Der auf § 76 Abs. 1 FPG gegründete Schubhaftbescheid der Bundespolizeidirektion Wien vom und die darauf gegründete Anhaltung waren daher rechtswidrig. Diese Rechtswidrigkeit konnte - entgegen der Ansicht der belangten Behörde - nicht dadurch saniert werden, dass sie in ihrem Abspruch über die Administrativbeschwerde den ursprünglich verfehlt herangezogenen Schubhafttatbestand nach § 76 Abs. 1 FPG durch jenen des § 76 Abs. 2a Z 1 FPG ersetzte. Damit vermochte sie nämlich an dem Umstand, dass der Beschwerdeführer auf Basis einer unzutreffenden Rechtsgrundlage in Schubhaft genommen und angehalten worden war, nichts mehr zu ändern (vgl. in diesem Sinn etwa das hg. Erkenntnis vom , Zl. 2009/21/0046).
Hinzu tritt, dass auch der ins Treffen geführte § 76 Abs. 2a Z 1 FPG nicht erfüllt gewesen ist. Gemäß dieser Bestimmung hat die örtlich zuständige Fremdenpolizeibehörde - bei Erfüllung weiterer Voraussetzungen - über einen Asylwerber Schubhaft anzuordnen, wenn gegen ihn eine mit einer zurückweisenden Entscheidung gemäß § 5 AsylG 2005 verbundene durchsetzbare Ausweisung erlassen wurde oder ihm gemäß § 12a Abs. 1 AsylG 2005 ein faktischer Abschiebeschutz nicht zukommt.

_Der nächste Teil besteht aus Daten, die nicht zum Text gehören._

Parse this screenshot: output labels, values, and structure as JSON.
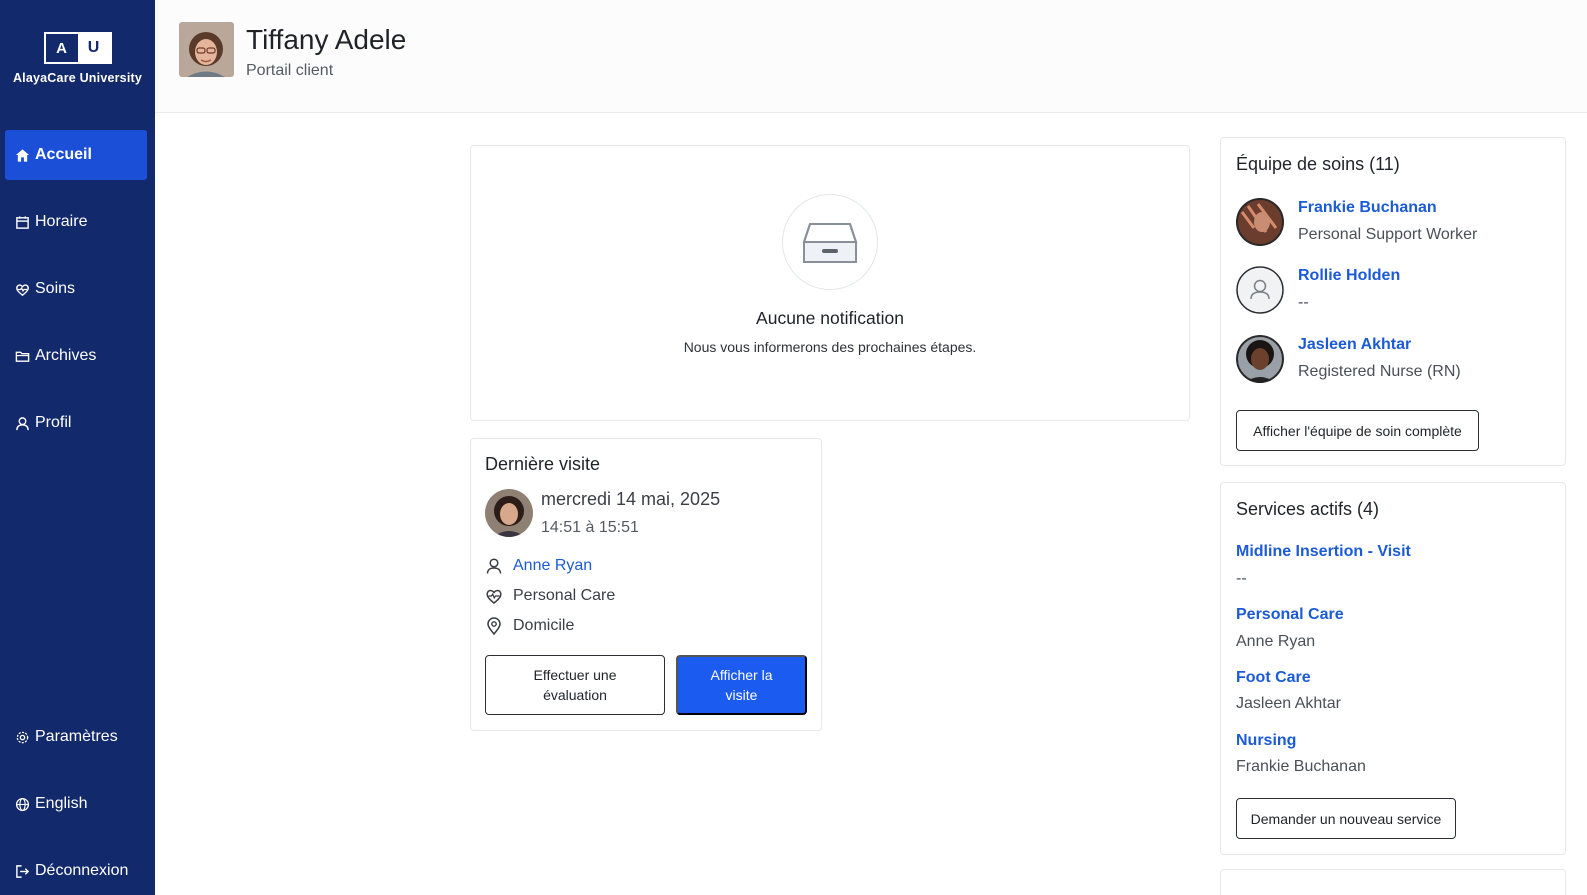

Eine zurückweisende Entscheidung nach § 5 AsylG 2005 war gegen den Beschwerdeführer nie erlassen worden. Das entzieht freilich nicht nur der Anwendbarkeit der ersten Alternative des eben zitierten Schubhafttatbestandes den Boden, sondern auch jener der zweiten Alternative. Der dabei angesprochene § 12a Abs. 1 AsylG 2005 setzt nämlich ebenfalls eine zurückweisende Entscheidung nach § 5 AsylG 2005 voraus und kommt von vornherein nur dann zum Tragen, wenn "der Fremde einen Folgeantrag (§ 2 Abs. 1 Z 23) nach einer zurückweisenden Entscheidung gemäß § 5 oder nach jeder weiteren, einer zurückweisenden Entscheidung gemäß § 5 folgenden, zurückweisenden Entscheidung gemäß § 68 Abs. 1 AVG" gestellt hat. § 12a Abs. 1 AsylG 2005 liegt also, anders als die belangte Behörde zum Ausdruck brachte, nicht schon dann vor, wenn es (irgend)eine zurückweisende Entscheidung nach § 68 Abs. 1 AVG gibt, sondern setzt voraus, dass eine solche zurückweisende Entscheidung im Hinblick auf eine bereits erfolgte Entscheidung nach § 5 AsylG 2005 getroffen wurde. Das ist gegenständlich, wie schon erwähnt, aber nicht der Fall.
Für die Beurteilung der belangten Behörde, die Anordnung der Schubhaft, die Inschubhaftnahme sowie die Aufrechterhaltung der Schubhaft seien rechtmäßig, ist das eben Dargelegte nach dem oben Gesagten nicht mehr von Relevanz. Diese Maßnahmen wären im Hinblick auf die verfehlte Vorgangsweise der Bundespolizeidirektion Wien jedenfalls für rechtswidrig zu erklären gewesen. Die belangte Behörde legte aber auch dem gemäß § 83 Abs. 4 FPG erlassenen Fortsetzungsausspruch erkennbar die Verwirklichung des Schubhaftgrundes nach § 76 Abs. 2a Z 1 FPG zugrunde. Von daher erweist sich auch dieser Fortsetzungsausspruch als rechtswidrig, sodass der bekämpfte Bescheid gemäß § 42 Abs. 2 Z 1 VwGG zur Gänze wegen Rechtswidrigkeit seines Inhaltes aufzuheben war.
Der Spruch über den Aufwandersatz gründet sich auf die §§ 47 ff VwGG iVm der VwGH-Aufwandersatzverordnung 2008.